Die Bombe von Düsseldorf-Wehrhahn … NSU oder Russenmafia oder wer?

Nicht ganz uninteressant, was Udo Schulze in seinem Buch „NSU. Was die Öffentlichkeit nicht wissen soll …“ von 2013 zum Bombenanschlag 2000 in Düsseldorf-Wehrhahn nebenbei erwähnt – nämlich, dass die beiden Phantombilder aus dem damaligen Fahndungsaufruf der Polizei im Netz „nicht mehr auffindbar“ sein sollen (Seite 101).

Damals war der online veröffentlichte Aufruf der Polizei Düsseldorf (soweit rekonstruierbar) unter der URL http://www.polizei.nrw.de/duesseldorf/fahndung/sonstige_fahndung/wehrhahn.htm zu finden; die Betonung liegt auf war. Wann genau diese Seite von den Beamten offline genommen wurde, wäre unter Umständen interessant zu wissen. Mindestens bis zum 29. Oktober 2004 war der Aufruf jedenfalls noch im Internet verfügbar, wenn man den Daten aus archive.org trauen kann.

Immerhin der Text ist überliefert; hier ein Link zum alten Fahndungsaufruf im Webarchiv – in dem es zur Erläuterung hieß: „Mit Hilfe von Bildmontagen wollen die Ermittler jetzt zwei wichtige Zeugen identifizieren, die bei der Aufklärung möglicherweise wichtige Hinweise geben können.“

Mit „Zeugen“ sind hier wohl eher die mutmaßlichen Täter oder Komplizen gemeint (?).

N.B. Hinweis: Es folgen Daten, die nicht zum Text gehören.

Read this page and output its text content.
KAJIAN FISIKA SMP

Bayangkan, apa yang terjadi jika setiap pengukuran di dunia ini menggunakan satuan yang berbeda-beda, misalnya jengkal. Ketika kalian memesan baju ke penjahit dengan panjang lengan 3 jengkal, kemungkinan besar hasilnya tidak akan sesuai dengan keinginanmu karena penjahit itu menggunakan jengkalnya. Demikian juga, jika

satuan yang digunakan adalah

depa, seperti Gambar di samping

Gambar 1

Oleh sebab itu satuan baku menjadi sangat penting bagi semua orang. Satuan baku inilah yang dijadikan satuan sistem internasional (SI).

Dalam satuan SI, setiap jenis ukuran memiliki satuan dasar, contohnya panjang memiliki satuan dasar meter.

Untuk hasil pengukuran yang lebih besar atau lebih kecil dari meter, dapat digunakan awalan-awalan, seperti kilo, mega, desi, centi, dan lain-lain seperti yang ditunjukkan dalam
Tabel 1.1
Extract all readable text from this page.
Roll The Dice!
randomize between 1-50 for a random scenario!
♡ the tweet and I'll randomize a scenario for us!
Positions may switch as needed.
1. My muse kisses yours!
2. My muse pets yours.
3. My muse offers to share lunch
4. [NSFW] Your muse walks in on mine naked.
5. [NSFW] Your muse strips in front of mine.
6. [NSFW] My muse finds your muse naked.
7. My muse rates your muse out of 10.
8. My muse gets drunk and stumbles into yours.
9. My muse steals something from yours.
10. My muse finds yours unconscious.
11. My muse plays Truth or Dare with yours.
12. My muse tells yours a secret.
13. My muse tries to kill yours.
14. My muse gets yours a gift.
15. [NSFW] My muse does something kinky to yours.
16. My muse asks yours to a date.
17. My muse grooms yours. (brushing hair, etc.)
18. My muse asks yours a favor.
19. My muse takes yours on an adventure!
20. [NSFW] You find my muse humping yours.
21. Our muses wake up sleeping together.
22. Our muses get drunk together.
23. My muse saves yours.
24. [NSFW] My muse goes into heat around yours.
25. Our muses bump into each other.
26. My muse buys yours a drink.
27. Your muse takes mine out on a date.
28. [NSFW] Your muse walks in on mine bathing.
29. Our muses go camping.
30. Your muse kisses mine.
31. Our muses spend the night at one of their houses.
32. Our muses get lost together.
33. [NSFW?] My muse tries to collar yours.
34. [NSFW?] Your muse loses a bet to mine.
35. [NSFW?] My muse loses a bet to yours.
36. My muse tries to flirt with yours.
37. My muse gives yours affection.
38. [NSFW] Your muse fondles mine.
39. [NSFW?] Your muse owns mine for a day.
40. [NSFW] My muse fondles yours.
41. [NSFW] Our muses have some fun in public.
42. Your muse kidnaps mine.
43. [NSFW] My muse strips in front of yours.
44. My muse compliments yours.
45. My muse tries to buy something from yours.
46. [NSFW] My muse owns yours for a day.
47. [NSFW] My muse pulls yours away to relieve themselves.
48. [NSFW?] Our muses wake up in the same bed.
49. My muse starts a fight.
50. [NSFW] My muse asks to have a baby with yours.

Immerhin lässt sich noch ermitteln, dass die beiden auf der Fahndungsseite veröffentlichten mugshots der am Tatort gesehenen Personen die Dateibezeichnungen wehrhahn5.jpg und wehrhan6.jpg [sic!] trugen, was aber auch keine wirklich interessanten Erkenntnisse liefert.

Die beiden Fahndungsbilder sollen angeblich auch rund zwei Monate nach der Tat im Rahmen einer Pressekonferenz bei einer Vorstellung diverser Asservate vom Tatort in den Räumen der Kantine der Düsseldorfer Polizei den Medienvertretern gezeigt worden sein. Offenbar handelte es sich um computergenerierte Bilder, die von den Beamten auf Grundlage von Zeugenaussagen erstellt worden waren, wie unter anderem DIE ZEIT seinerzeit berichtete.

Aufschlussreicher allerdings könnte die Tatsache sein, dass die Phantombilder im Laufe der Ermittlungen wohl auch in der Moskauer U-Bahn geklebt worden waren, wie einem Artikel in der Online-Ausgabe der Rheinischen Post zu entnehmen ist.

Tja, aber wann und vor allem warum wurden die Bildchen überhaupt aus dem Verkehr gezogen (so wie die ganze Online-Fahndung weitestgehend eingestellt wurde), wenn die Täter bisher nicht ermittelt werden konnten? Ist dies wirklich der mangelnden Ähnlichkeit der Montagen zu bekannten NSU-Leuten geschuldet, wie Schulze fragt? Allerdings sind bisher wenige ernsthafte Versuche unternommen worden, die Detonation mit zehn Verletzten dem NSU „unterzujubeln“. Einiges an der Sache passt zum NSU, anderes nicht.

Skurriles Detail am Rande: Schaut man sich das HTML der alten Seiten der Polizei NRW zum Bombenanschlag an – speziell den Code, der zum Online-Formular für Hinweisgeber gehört -, findet man die Angabe „Fahndungsgrund (…) Diebstahl mit Millionenbeute.“ Häh?!